CHANT HÉROIQUE. – 1828.
Air : Pages m’a dit : Chante la Grèce antique.
Quand on fêtait le vieux Saturne à Rome,
L’esclave était dégagé de ses fers :
Il reprenait les nobles droits que l’homme
Tient, en naissant, du roi de l’univers :
Qu’en faisait-il ? – Dans une lâche orgie
Il s’endormait, rêvant des jours plus doux.
« – Ne dormons point lorsque la tyrannie
« Va, dès demain, s’appesantir sur nous ! »
Tel est le cri qu’un vieux soldat, esclave,
Fait retentir en un de ces repas :
Eh ! quoi, dit-il, comme une froide lave,
Des oppresseurs nous foulent sous leurs pas :
Le titre d’homme, amis, on nous le nie :
Qu’on nous connaisse au pouvoir de nos coups :
Ne dormons, etc.
Les voyez-vous : ces maîtres que j’abhore,
Sur leurs Tarquins déployer leur fureur ?
Pour un soupçon, les voyez-vous encore,
Sacrifier Manlius, leur vengeur ?
Et, seuls jouets d’une longue avanie,
De liberté nous serions peu jaloux,
Ne dormons, etc.
Tous pleins de cœur, pour un jour de défaite,
Quoi ! nous serions esclaves à jamais !
Quoi ! sous le joug courbant toujours la tête,
Sur nous toujours seraient levés les fouets !…
[8.1]Du fouet sanglant vengeons l’ignominie :
Nous le pouvons si nous le voulons tous.
Ne dormons, etc.
N’est-elle pas, cette race romaine,
Le rejeton d’un ramas de bandits ?
Elle a le sceptre, et nous portons la chaîne !!
Nos bras nerveux sont-ils donc engourdis ?…

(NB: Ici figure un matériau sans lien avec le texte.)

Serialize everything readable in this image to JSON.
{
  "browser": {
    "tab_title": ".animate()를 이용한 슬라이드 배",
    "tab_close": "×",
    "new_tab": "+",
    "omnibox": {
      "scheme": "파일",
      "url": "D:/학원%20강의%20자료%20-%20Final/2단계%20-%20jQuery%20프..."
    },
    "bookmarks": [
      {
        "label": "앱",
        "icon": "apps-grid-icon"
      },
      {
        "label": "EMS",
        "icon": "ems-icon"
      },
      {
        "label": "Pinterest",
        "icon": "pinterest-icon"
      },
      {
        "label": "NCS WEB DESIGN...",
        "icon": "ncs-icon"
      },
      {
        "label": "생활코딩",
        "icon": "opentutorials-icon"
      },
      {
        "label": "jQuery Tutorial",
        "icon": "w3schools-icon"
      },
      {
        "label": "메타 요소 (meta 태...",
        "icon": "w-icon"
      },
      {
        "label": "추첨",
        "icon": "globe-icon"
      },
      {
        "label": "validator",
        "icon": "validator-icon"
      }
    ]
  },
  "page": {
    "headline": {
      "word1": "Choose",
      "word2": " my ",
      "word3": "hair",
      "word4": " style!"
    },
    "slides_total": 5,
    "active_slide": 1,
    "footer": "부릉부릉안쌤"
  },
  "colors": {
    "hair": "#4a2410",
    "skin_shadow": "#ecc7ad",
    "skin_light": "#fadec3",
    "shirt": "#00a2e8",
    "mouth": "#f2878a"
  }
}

Donnons l’exemple à la terre asservie :
Oui, les premiers, relevons les genoux.
Ne dormons, etc.
Ce soir encor, chacun de nous est libre ;
Demain… Grands Dieux !… n’attendons pas le jour :
Que, sous nos lois, coule aujourd’hui le Tibre :
C’est aux romains de trembler à leur tour.
Rappelons-nous, frères, notre patrie
Pleurant des fils, des pères, des époux.
Ne dormons, etc.
On court s’armer ; et, pour chef, on proclame
SERVILIUS. – C’était notre héros :
Tremblez, tyrans ! mais un lâche, un infame,
A dénoncé les sublimes complots…
Servilius, – sous le poignard impie
Tombe… Son cri, peuples, l’entendez-vous !…
Ne dormons point, lorsque la tyrannie
Va, dès demain, s’appesantir sur nous.